The infirmary was quieter than usual. The soft hum of the overhead lights buzzed in the background, mixing with the gentle sounds of Dragonir's breathing. I sat beside his bed, trying to calm my racing thoughts, but my mind wouldn't stop spiraling.
What had Eleri done? Why had she done this?
I shifted in my chair, wrapping my arms around myself as the weight of everything started to press down on me. Dragonir's bruised and broken body was a testament to how close we had come to something much worse. And then there was Eleri — the tangled mess of emotions that bubbled up every time I thought about her.
I stood up, pacing the small room. My heart raced, the memory of her twisted smirk flashing through my mind. There was a knot in my stomach, something dark and confusing, something I couldn't quite shake.
Despite everything she had done—despite the torture, the control, and the twisted games—there was something about her that lingered inside me. A part of me that almost… enjoyed the attention, the intensity of her gaze, the way her touch had sent shivers down my spine. The worst part of it all was that I didn't hate it. Not completely.
I stopped pacing, leaning against the windowsill as I stared out into the freezing night beyond the academy walls. Snowflakes danced in the wind, swirling in the bitter cold. It felt fitting, somehow. This icy landscape matched the storm of emotions swirling inside me.
"How could I feel this way?" I whispered to myself, hugging my arms tighter around me. "After everything she did... why can't I just hate her?"
The door to the infirmary creaked open, and I jumped, my heart skipping a beat. But it wasn't Eleri. It was one of the healers—a woman with tired eyes and a kind smile. She looked at Dragonir's still form, then at me.
"Is he... stable?" I asked, my voice quieter than I meant it to be.
The healer nodded. "He'll recover, but it'll take time. The bruises, the broken bones… he's lucky to be alive."
I let out a breath I didn't know I was holding. Relief, tinged with guilt. "Thank you," I whispered.
She gave me a sympathetic smile before leaving the room, closing the door softly behind her. I turned back to Dragonir, sitting beside him again. His face, still swollen and battered, seemed peaceful in his sleep.
"I'm sorry," I murmured, my hand reaching out to brush a lock of hair from his forehead. He didn't stir, just continued to breathe steadily, his chest rising and falling in rhythm.
"I shouldn't have dragged you into this. Any of this."
A lump formed in my throat as I sat back down. Eleri had taken so much from both of us. She had twisted our lives, and now, even though we were free, her shadow loomed large. The worst part was, I wasn't sure what I would do if she came back. Would I fight her? Would I try to stop her? Or would I... fall under her spell again?
I shook my head, trying to clear the thoughts. Focus, Seraphina. You can't let her win. Not again.
But how? How could I fight something I wasn't even sure I understood? How could I stop Eleri when part of me... didn't want to?
The door creaked again, this time with more urgency. I spun around to see the dean entering. Her face was stern, lined with disapproval as she crossed the room, her steps echoing ominously in the silence.
"Seraphina," she said sharply. "You've caused enough chaos for one night."
I stiffened, standing up as her presence filled the small infirmary. "I was protecting Dragonir. And myself. Eleri—"
"Eleri is a problem we will handle," she interrupted, her voice cold. "You should've reported this immediately, not tried to solve it on your own."
"Reported it?" I almost laughed. "You didn't care when I came to you. You told me to go to the infirmary like it was nothing!"

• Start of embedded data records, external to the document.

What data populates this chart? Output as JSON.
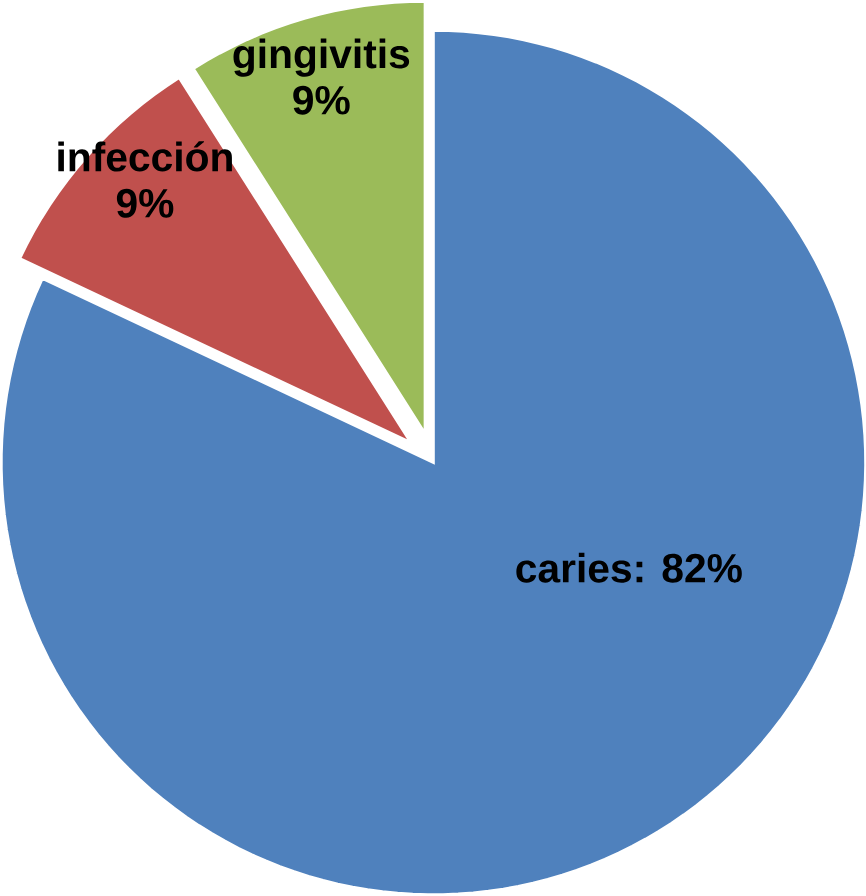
{
  "chart_data": {
    "type": "pie",
    "categories": [
      "caries",
      "infección",
      "gingivitis"
    ],
    "values": [
      82,
      9,
      9
    ],
    "colors": [
      "#4f81bd",
      "#c0504d",
      "#9bbb59"
    ],
    "value_labels": [
      ": 82%",
      "9%",
      "9%"
    ]
  }
}
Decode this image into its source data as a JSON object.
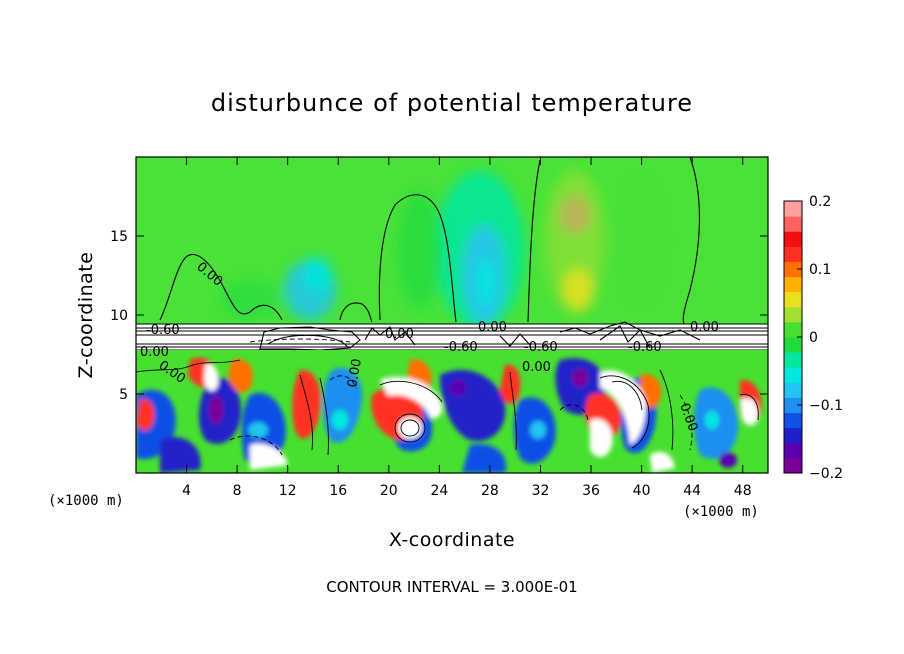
{
  "chart_data": {
    "type": "heatmap",
    "title": "disturbunce of potential temperature",
    "xlabel": "X-coordinate",
    "ylabel": "Z-coordinate",
    "x_unit": "(×1000 m)",
    "z_unit": "(×1000 m)",
    "xlim": [
      0,
      50
    ],
    "ylim": [
      0,
      20
    ],
    "x_ticks": [
      4,
      8,
      12,
      16,
      20,
      24,
      28,
      32,
      36,
      40,
      44,
      48
    ],
    "x_tick_labels": [
      "4",
      "8",
      "12",
      "16",
      "20",
      "24",
      "28",
      "32",
      "36",
      "40",
      "44",
      "48"
    ],
    "y_ticks": [
      5,
      10,
      15
    ],
    "y_tick_labels": [
      "5",
      "10",
      "15"
    ],
    "colorbar": {
      "min": -0.2,
      "max": 0.2,
      "ticks": [
        0.2,
        0.1,
        0,
        -0.1,
        -0.2
      ],
      "tick_labels": [
        "0.2",
        "0.1",
        "0",
        "−0.1",
        "−0.2"
      ],
      "colors": [
        "#7a0099",
        "#5a00b0",
        "#2020c8",
        "#1050e6",
        "#1f8ff0",
        "#22c4f0",
        "#00e8e0",
        "#00e8a0",
        "#20dc40",
        "#48e030",
        "#a0e030",
        "#e8e020",
        "#ffb000",
        "#ff7000",
        "#ff3020",
        "#f01010",
        "#ff6060",
        "#ffa0a0"
      ]
    },
    "contour_labels": [
      "0.00",
      "0.00",
      "0.00",
      "0.00",
      "0.00",
      "0.00",
      "0.00",
      "0.00",
      "0.00",
      "-0.60",
      "-0.60",
      "-0.60",
      "-0.60"
    ],
    "contour_interval_text": "CONTOUR INTERVAL = 3.000E-01"
  }
}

The dean's eyes narrowed. "This academy does not tolerate recklessness. There will be consequences for your actions."
Consequences. Always consequences. I clenched my fists, biting back a retort. Dragonir was still unconscious, still bruised and beaten, and the dean stood here lecturing me like I'd done something wrong.
"I did what I had to do to survive," I said through gritted teeth.
"And now you will deal with the repercussions," the dean said, her voice harsh. "We'll be holding an inquiry into what happened with Eleri and your part in it. Until then, you are to stay away from her."
"Stay away from her?" I echoed, my anger flaring. "She's the one who did this. She tortured Dragonir—she could've killed him!"
"That's enough," the dean snapped, her tone final. "Return to your quarters, Seraphina. We will contact you when the inquiry is ready to begin."
I stared at her, seething. She wasn't going to help us. Not really. They never cared—none of them cared. This was just another problem for the academy to sweep under the rug. But I couldn't risk pushing further, not yet.
With one last look at Dragonir, I nodded. "Fine. But if Eleri comes for him again, I won't just stand by."
The dean's face remained impassive. "We'll ensure that doesn't happen."
As if that meant anything. I left the infirmary, the cold academy halls swallowing me in their emptiness.